The source code of SSSP is described as follows:
  • Row 19: Defines SSSPVertex, where:
    • The vertex value indicates the current shortest distance from this vertex to source vertex startVertexId.
    • The compute() method uses the iteration formula d[v] = min(d[v], d[u] + weight(u, v)) to update the vertex value.

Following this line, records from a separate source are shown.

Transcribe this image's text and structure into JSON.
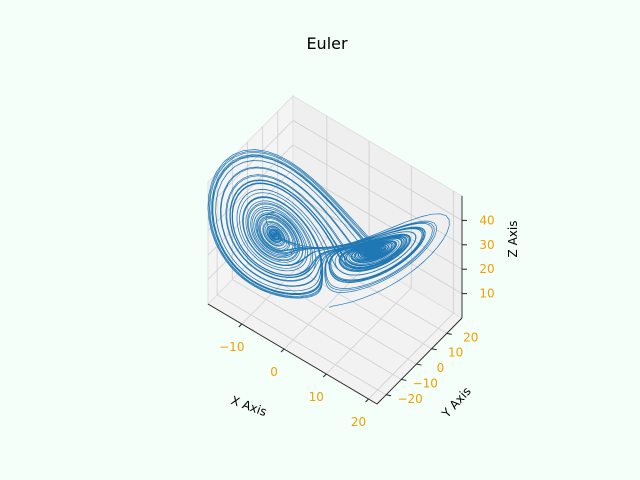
{
  "chart_data": {
    "type": "line",
    "projection": "3d",
    "title": "Euler",
    "xlabel": "X Axis",
    "ylabel": "Y Axis",
    "zlabel": "Z Axis",
    "xlim": [
      -18,
      22
    ],
    "ylim": [
      -26,
      30
    ],
    "zlim": [
      0,
      50
    ],
    "xticks": [
      -10,
      0,
      10,
      20
    ],
    "yticks": [
      -20,
      -10,
      0,
      10,
      20
    ],
    "zticks": [
      10,
      20,
      30,
      40
    ],
    "grid": true,
    "tick_color": "#f0a000",
    "pane_color": "#f2f2f2",
    "series": [
      {
        "color": "#1f77b4",
        "system": "lorenz",
        "sigma": 10,
        "rho": 28,
        "beta": 2.6667,
        "method": "Euler",
        "dt": 0.01,
        "steps": 10000,
        "initial": [
          1,
          1,
          1
        ]
      }
    ]
  }
}
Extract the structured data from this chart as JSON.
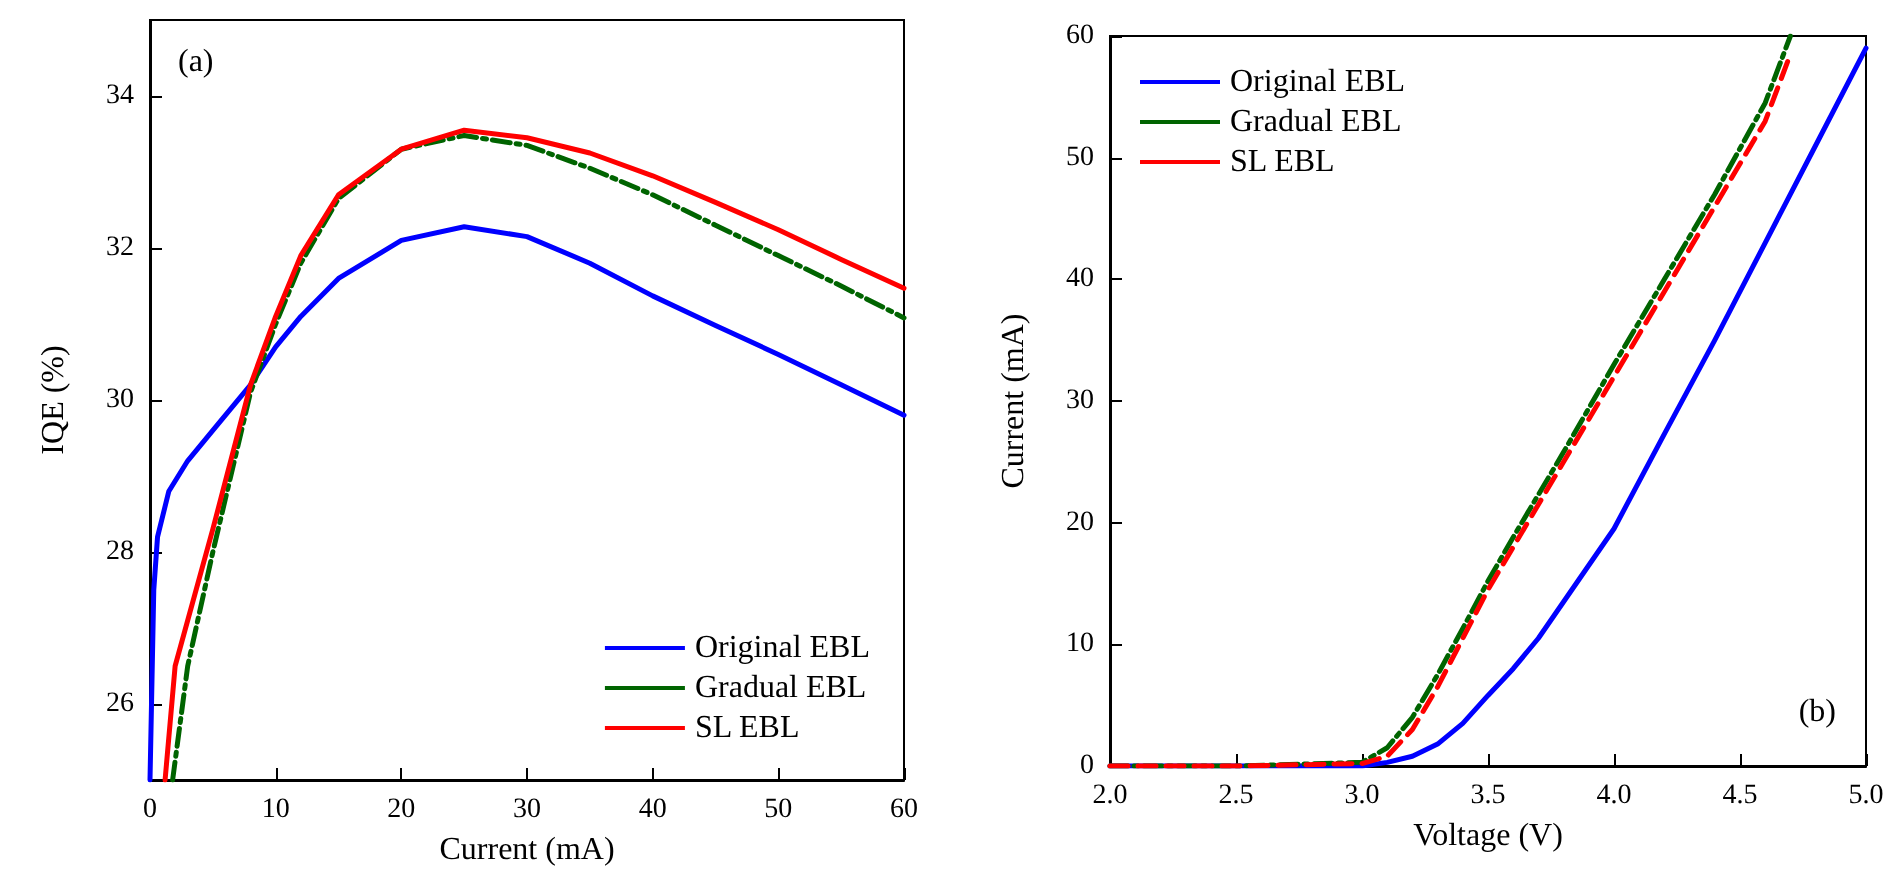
{
  "chart_data": [
    {
      "type": "line",
      "xlabel": "Current (mA)",
      "ylabel": "IQE (%)",
      "annotations": [
        "(a)"
      ],
      "xlim": [
        0,
        60
      ],
      "xticks": [
        0,
        10,
        20,
        30,
        40,
        50,
        60
      ],
      "ylim": [
        25,
        35
      ],
      "yticks": [
        26,
        28,
        30,
        32,
        34
      ],
      "grid": false,
      "legend": "bottom right",
      "marker": "none",
      "series": [
        {
          "name": "Original EBL",
          "color": "#0000ff",
          "line_style": "solid",
          "x": [
            0,
            0.3,
            0.6,
            1.5,
            3,
            5,
            8,
            10,
            12,
            15,
            20,
            25,
            30,
            35,
            40,
            45,
            50,
            55,
            60
          ],
          "values": [
            25,
            27.5,
            28.2,
            28.8,
            29.2,
            29.6,
            30.2,
            30.7,
            31.1,
            31.6,
            32.1,
            32.28,
            32.15,
            31.8,
            31.37,
            30.98,
            30.6,
            30.2,
            29.8
          ]
        },
        {
          "name": "Gradual EBL",
          "color": "#006400",
          "line_style": "dashdot",
          "x": [
            1.8,
            3,
            5,
            8,
            10,
            12,
            15,
            20,
            25,
            30,
            35,
            40,
            45,
            50,
            55,
            60
          ],
          "values": [
            25,
            26.5,
            28,
            30.1,
            31,
            31.8,
            32.65,
            33.3,
            33.48,
            33.35,
            33.05,
            32.7,
            32.3,
            31.9,
            31.5,
            31.08
          ]
        },
        {
          "name": "SL EBL",
          "color": "#ff0000",
          "line_style": "solid",
          "x": [
            1.2,
            2,
            5,
            8,
            10,
            12,
            15,
            20,
            25,
            30,
            35,
            40,
            45,
            50,
            55,
            60
          ],
          "values": [
            25,
            26.5,
            28.3,
            30.2,
            31.1,
            31.9,
            32.7,
            33.3,
            33.55,
            33.45,
            33.25,
            32.95,
            32.6,
            32.24,
            31.85,
            31.47
          ]
        }
      ]
    },
    {
      "type": "line",
      "xlabel": "Voltage (V)",
      "ylabel": "Current (mA)",
      "annotations": [
        "(b)"
      ],
      "xlim": [
        2.0,
        5.0
      ],
      "xticks": [
        {
          "value": 2,
          "label": "2.0"
        },
        {
          "value": 2.5,
          "label": "2.5"
        },
        {
          "value": 3,
          "label": "3.0"
        },
        {
          "value": 3.5,
          "label": "3.5"
        },
        {
          "value": 4,
          "label": "4.0"
        },
        {
          "value": 4.5,
          "label": "4.5"
        },
        {
          "value": 5,
          "label": "5.0"
        }
      ],
      "ylim": [
        0,
        60
      ],
      "yticks": [
        0,
        10,
        20,
        30,
        40,
        50,
        60
      ],
      "grid": false,
      "legend": "top left",
      "marker": "none",
      "series": [
        {
          "name": "Original EBL",
          "color": "#0000ff",
          "line_style": "solid",
          "x": [
            2.0,
            2.5,
            3.0,
            3.1,
            3.2,
            3.3,
            3.4,
            3.5,
            3.6,
            3.7,
            3.8,
            3.9,
            4.0,
            4.2,
            4.4,
            4.6,
            4.8,
            5.0
          ],
          "values": [
            0,
            0,
            0,
            0.3,
            0.8,
            1.8,
            3.5,
            5.8,
            8,
            10.5,
            13.5,
            16.5,
            19.5,
            27.3,
            35,
            43,
            51,
            59
          ]
        },
        {
          "name": "Gradual EBL",
          "color": "#006400",
          "line_style": "dashdot",
          "x": [
            2.0,
            2.5,
            3.0,
            3.1,
            3.2,
            3.3,
            3.4,
            3.5,
            3.6,
            3.8,
            4.0,
            4.2,
            4.4,
            4.6,
            4.7
          ],
          "values": [
            0,
            0,
            0.3,
            1.5,
            4,
            7.5,
            11.3,
            15.2,
            18.8,
            25.8,
            33,
            40,
            47,
            54.5,
            60
          ]
        },
        {
          "name": "SL EBL",
          "color": "#ff0000",
          "line_style": "dashed",
          "x": [
            2.0,
            2.5,
            3.0,
            3.1,
            3.2,
            3.3,
            3.4,
            3.5,
            3.6,
            3.8,
            4.0,
            4.2,
            4.4,
            4.6,
            4.7
          ],
          "values": [
            0,
            0,
            0.2,
            0.8,
            3,
            6.5,
            10.5,
            14.5,
            18,
            25,
            32,
            39,
            46,
            53,
            58.5
          ]
        }
      ]
    }
  ]
}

    • The cleanup() method writes the vertex and its shortest distance to the source vertex to the result table.
  • Row 58: If the vertex value does not change, voteToHalt() is called to notify the framework that this vertex enters the halt status. The calculation ends when all vertices enter the  halt state.
  • Row 70: Defines MinLongCombiner and combines messages sent to the same vertex to optimize performance and reduce memory usage.
  • Row 83: Defines the SSSPVertexReader class, loads a graph,  and resolves each record in the table into a vertex. The first column of the record is the vertex ID, and the second column stores all edge sets starting from the vertex, such as 2:2, 3:1, 4:4.
  • Row 106: Runs the main program (main function), defines GraphJob, and specifies the implementation of  Vertex/GraphLoader/Combiner, and the input and output tables.